Minimum schema extension:

  • trade_history.memory_synced INTEGER DEFAULT 0
  • Optional: trade_history.entry_context_json TEXT, trade_history.entry_mtf_json TEXT

Important: store context at entry time, not close time, so learning reflects the actual decision environment.

Phase 2: Add freshness and stale-thesis guards

Before execution (especially scheduled):

  • reject if last bar too old for timeframe
  • reject if price moved beyond max slippage vs proposal entry
  • optional: recompute technical signal and require directional agreement

This directly addresses "late trades."

Phase 3: Performance-aware adaptation rules

Use recent closed-trade stats to adapt:

  • if symbol win rate over last N < threshold, reduce lot multiplier or pause symbol
  • if setup pattern loss streak >= K, block pattern for cooldown window
  • if session underperforms, increase confidence threshold in that session

Phase 4: Improve failure traceability

Add a per-trade "decision snapshot" record containing:

  • precheck score and components
  • technical confidence and key indicators
  • MTF alignment + reversal guard result
  • final proposal confidence after LLM/portfolio/risk

This makes root-cause reviews deterministic and auditable.


Suggested metrics dashboard for ongoing control

Track these daily/rolling:

  • win rate, expectancy, net PnL by symbol
  • win rate by strategy mode (trend, htf_pullback, mean_reversion)
  • win rate by session (asia, london, new_york)
  • average adverse excursion before close
  • latency between signal generation and execution
  • stale-thesis rejection count (after guard rollout)

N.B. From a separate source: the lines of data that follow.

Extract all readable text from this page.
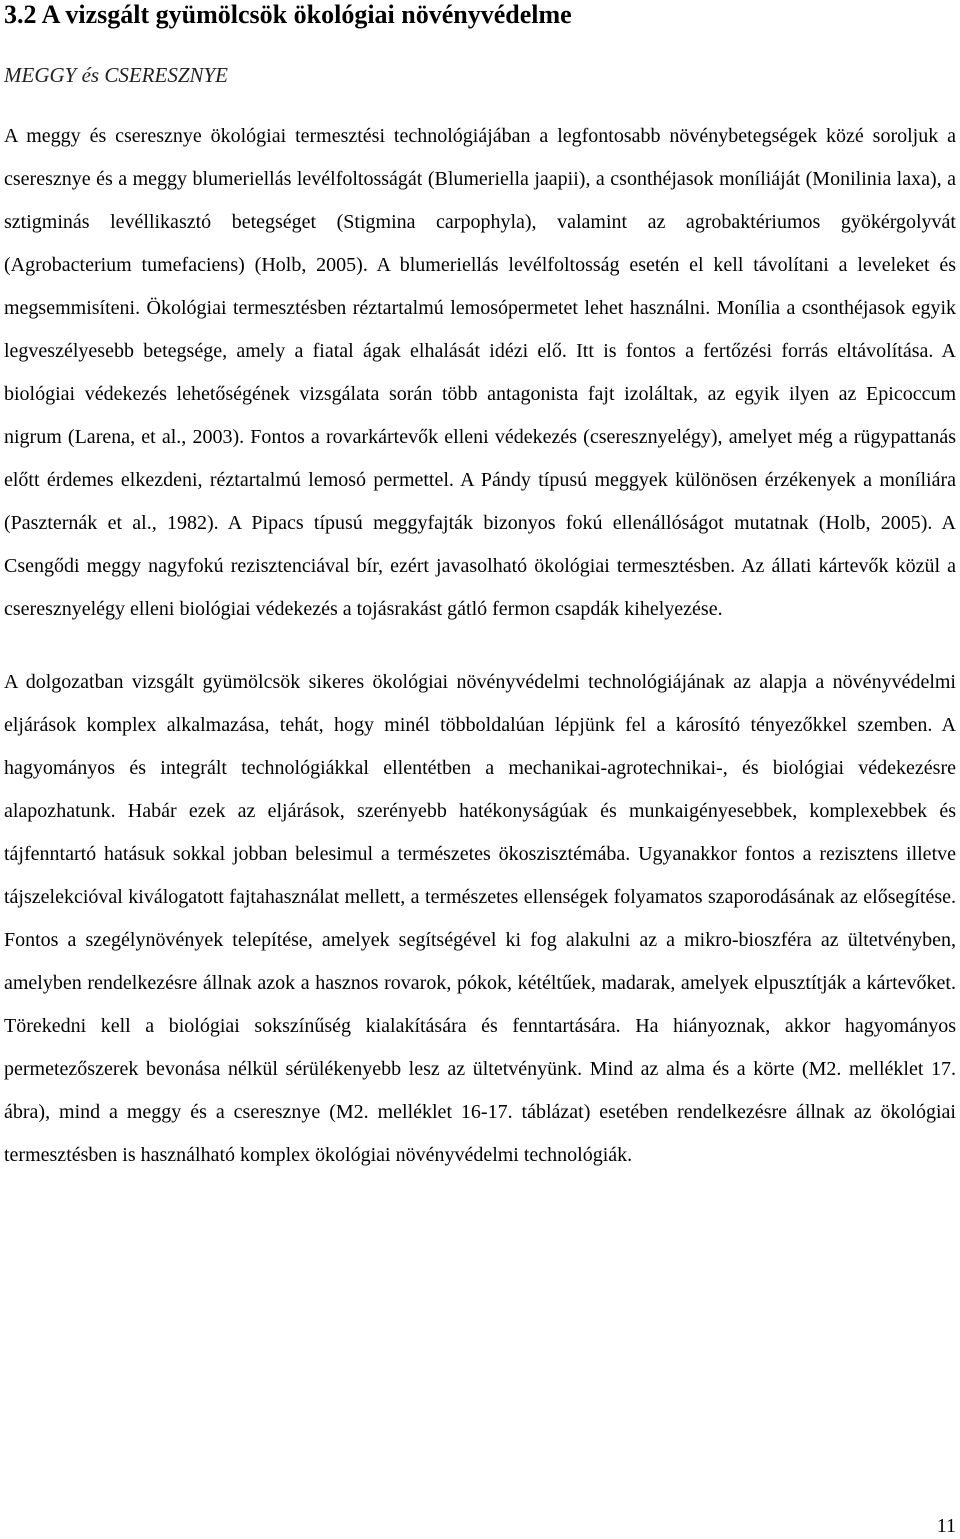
3.2 A vizsgált gyümölcsök ökológiai növényvédelme
MEGGY és CSERESZNYE

A meggy és cseresznye ökológiai termesztési technológiájában a legfontosabb növénybetegségek közé soroljuk a cseresznye és a meggy blumeriellás levélfoltosságát (Blumeriella jaapii), a csonthéjasok moníliáját (Monilinia laxa), a sztigminás levéllikasztó betegséget (Stigmina carpophyla), valamint az agrobaktériumos gyökérgolyvát (Agrobacterium tumefaciens) (Holb, 2005). A blumeriellás levélfoltosság esetén el kell távolítani a leveleket és megsemmisíteni. Ökológiai termesztésben réztartalmú lemosópermetet lehet használni. Monília a csonthéjasok egyik legveszélyesebb betegsége, amely a fiatal ágak elhalását idézi elő. Itt is fontos a fertőzési forrás eltávolítása. A biológiai védekezés lehetőségének vizsgálata során több antagonista fajt izoláltak, az egyik ilyen az Epicoccum nigrum (Larena, et al., 2003). Fontos a rovarkártevők elleni védekezés (cseresznyelégy), amelyet még a rügypattanás előtt érdemes elkezdeni, réztartalmú lemosó permettel. A Pándy típusú meggyek különösen érzékenyek a moníliára (Paszternák et al., 1982). A Pipacs típusú meggyfajták bizonyos fokú ellenállóságot mutatnak (Holb, 2005). A Csengődi meggy nagyfokú rezisztenciával bír, ezért javasolható ökológiai termesztésben. Az állati kártevők közül a cseresznyelégy elleni biológiai védekezés a tojásrakást gátló fermon csapdák kihelyezése.

A dolgozatban vizsgált gyümölcsök sikeres ökológiai növényvédelmi technológiájának az alapja a növényvédelmi eljárások komplex alkalmazása, tehát, hogy minél többoldalúan lépjünk fel a károsító tényezőkkel szemben. A hagyományos és integrált technológiákkal ellentétben a mechanikai-agrotechnikai-, és biológiai védekezésre alapozhatunk. Habár ezek az eljárások, szerényebb hatékonyságúak és munkaigényesebbek, komplexebbek és tájfenntartó hatásuk sokkal jobban belesimul a természetes ökoszisztémába. Ugyanakkor fontos a rezisztens illetve tájszelekcióval kiválogatott fajtahasználat mellett, a természetes ellenségek folyamatos szaporodásának az elősegítése. Fontos a szegélynövények telepítése, amelyek segítségével ki fog alakulni az a mikro-bioszféra az ültetvényben, amelyben rendelkezésre állnak azok a hasznos rovarok, pókok, kétéltűek, madarak, amelyek elpusztítják a kártevőket. Törekedni kell a biológiai sokszínűség kialakítására és fenntartására. Ha hiányoznak, akkor hagyományos permetezőszerek bevonása nélkül sérülékenyebb lesz az ültetvényünk. Mind az alma és a körte (M2. melléklet 17. ábra), mind a meggy és a cseresznye (M2. melléklet 16-17. táblázat) esetében rendelkezésre állnak az ökológiai termesztésben is használható komplex ökológiai növényvédelmi technológiák.

11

Direct answers to your questions

  1. Do orchestration + technical currently have enough history/context to execute well?
  • Not yet. They have partial memory structure but no full closed-loop learning from real outcomes.
  1. Why are trades bad/late?
  • Most likely from missing adaptive feedback, stale-thesis execution risk, and permissive confidence gating when memory quality is weak.
  1. How do technical tools work?
  • They are robust rule/context tools with pattern memory weighting, but they depend on continuous real outcome ingestion to become truly adaptive.

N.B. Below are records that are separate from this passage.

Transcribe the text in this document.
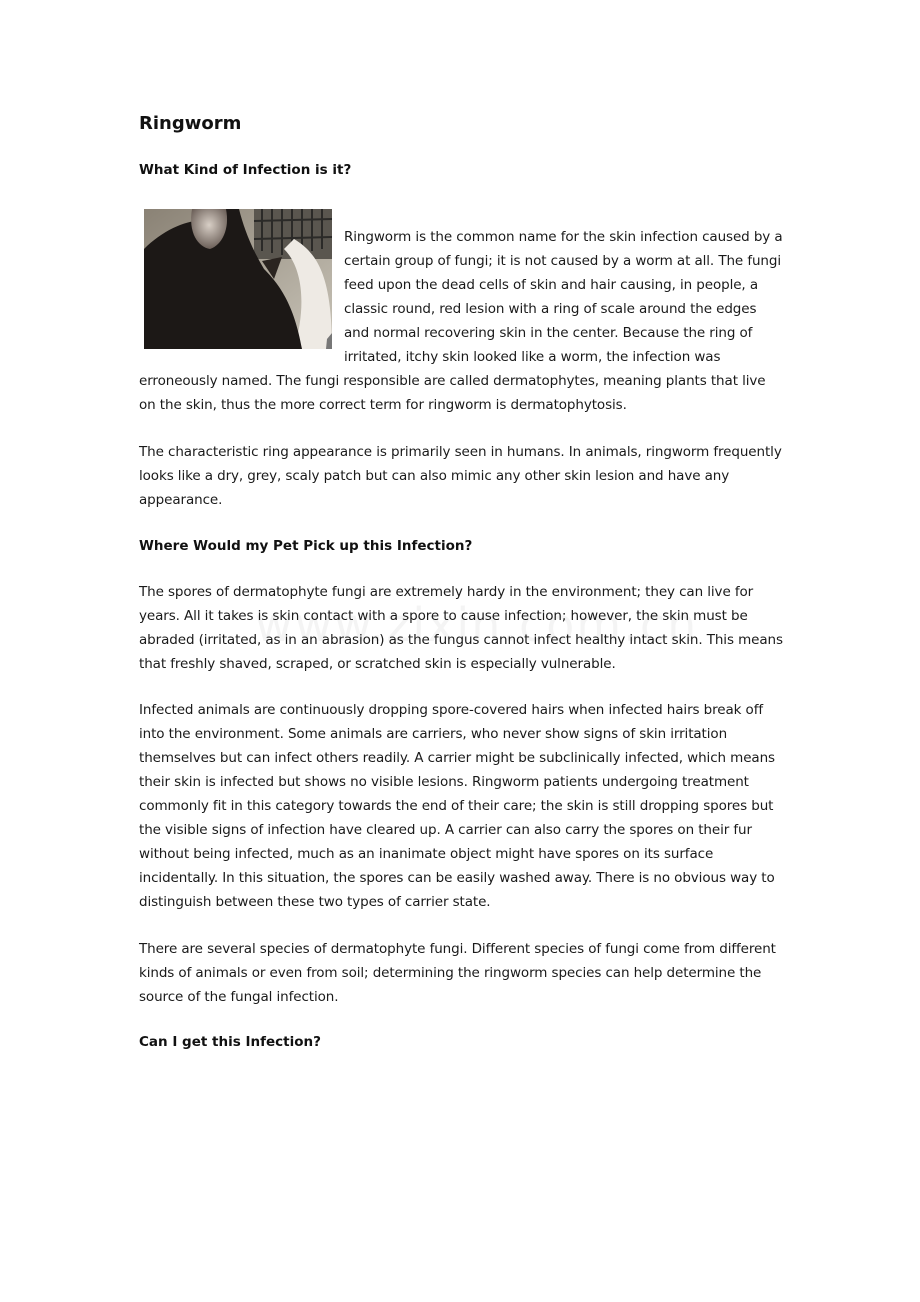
Ringworm
What Kind of Infection is it?

Ringworm is the common name for the skin infection caused by a certain group of fungi; it is not caused by a worm at all. The fungi feed upon the dead cells of skin and hair causing, in people, a classic round, red lesion with a ring of scale around the edges and normal recovering skin in the center. Because the ring of irritated, itchy skin looked like a worm, the infection was erroneously named. The fungi responsible are called dermatophytes, meaning plants that live on the skin, thus the more correct term for ringworm is dermatophytosis.

The characteristic ring appearance is primarily seen in humans. In animals, ringworm frequently looks like a dry, grey, scaly patch but can also mimic any other skin lesion and have any appearance.

Where Would my Pet Pick up this Infection?

The spores of dermatophyte fungi are extremely hardy in the environment; they can live for years. All it takes is skin contact with a spore to cause infection; however, the skin must be abraded (irritated, as in an abrasion) as the fungus cannot infect healthy intact skin. This means that freshly shaved, scraped, or scratched skin is especially vulnerable.

Infected animals are continuously dropping spore-covered hairs when infected hairs break off into the environment. Some animals are carriers, who never show signs of skin irritation themselves but can infect others readily. A carrier might be subclinically infected, which means their skin is infected but shows no visible lesions. Ringworm patients undergoing treatment commonly fit in this category towards the end of their care; the skin is still dropping spores but the visible signs of infection have cleared up. A carrier can also carry the spores on their fur without being infected, much as an inanimate object might have spores on its surface incidentally. In this situation, the spores can be easily washed away. There is no obvious way to distinguish between these two types of carrier state.

There are several species of dermatophyte fungi. Different species of fungi come from different kinds of animals or even from soil; determining the ringworm species can help determine the source of the fungal infection.

Can I get this Infection?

Next implementation target (recommended)

Build a trade_outcome_sync module that runs every scheduler cycle:

  • pulls unsynced closed trades
  • maps each trade to stored entry context
  • updates technical memory and pattern aggregates
  • writes sync status back to DB

This is the smallest high-impact change to make the agents actually learn from past failures.